These three letters from Richard Cobden to François Barthélemy Arlès-Dufour provide an important insight into both Cobden’s political views and his family life and will be of great interest to 19th-century political historians, particularly when viewed in conjunction with the Cobden Archive held by West Sussex Record Office.
Arlès-Dufour was a French silk merchant, leading exponent of Saint-Simonianism, and a friend and frequent correspondent of Richard Cobden. He collaborated with Cobden over the Cobden-Chevalier Treaty, a free trade agreement between the United Kingdom and France signed in 1860.
The letters, dated 12 Jan 1855, 12 Nov 1861, and 2 Mar 1865, were written at a particularly volatile time in European and American politics and reflect Cobden’s views on a wide range of subjects. In the letters, Cobden discusses the Suez Canal, the Crimean War, the American Civil War, and the longevity of British politicians.
In the first letter, dated 12 Jan 1855, he writes of the Suez Canal that ‘Mr Robt Stephenson, one of our most distinguished civil engineers, reported unfavourably of the scheme’. In the same letter he reflects on the Crimean War writing: ‘I am very much disgusted with the present state of public affairs’ and his concerns for what will become of ‘Turkey & the Turks’.
The second letter sounds a more personal note with a reference to the birth of Cobden’s youngest daughter, Lucy. He writes: ‘It is very odd in one’s old age to be again in the midst of cradles & baby-linen, & the paraphernalia of the nursery… But what a sense of renewed life there is in the presence of these young beings.’ He then turns to America and free trade stating that ‘Events are deplorable enough certainly in America. I want to see a great reform in international law come out of this civil war….Here is something for us to do in 1862!
In Cobden’s third letter, written just a month before his death, he complains about the longevity of politicians such as Lord Russell, Gladstone, and Lord Palmerston, suggesting enforced retirement at the age of 70. Touching again on the American Civil War he writes ‘I do not believe in the prospect of a violent foreign policy on the part of the American government so long as Lincoln is at the head’.

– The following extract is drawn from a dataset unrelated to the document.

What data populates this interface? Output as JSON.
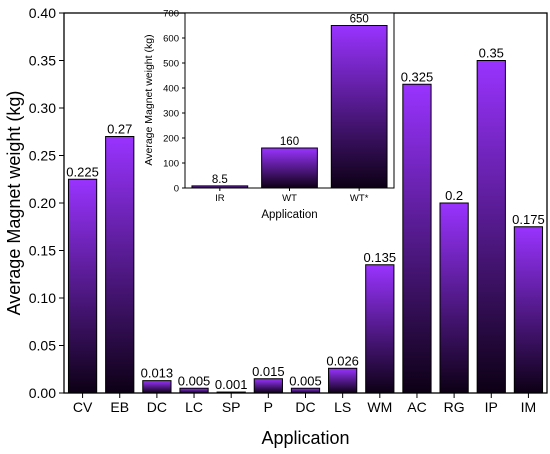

WSRO already holds correspondence between Cobden and Arlès-Dufour but the bulk of Cobden letters to Arlès-Dufour are still in private hands in France. The acquisition of these three letters therefore enriches the existing archive and provides invaluable additional material for future research.
WSRO is extremely grateful to FNL for making this purchase possible (Acc. 19582). A previous grant in 2015 enabled the purchase of correspondence between Richard Cobden and Charles Pelhem Villiers and Michael Corr van der Maeren. Both of these grants have provided WSRO with the opportunity to continue to develop a significant political archive.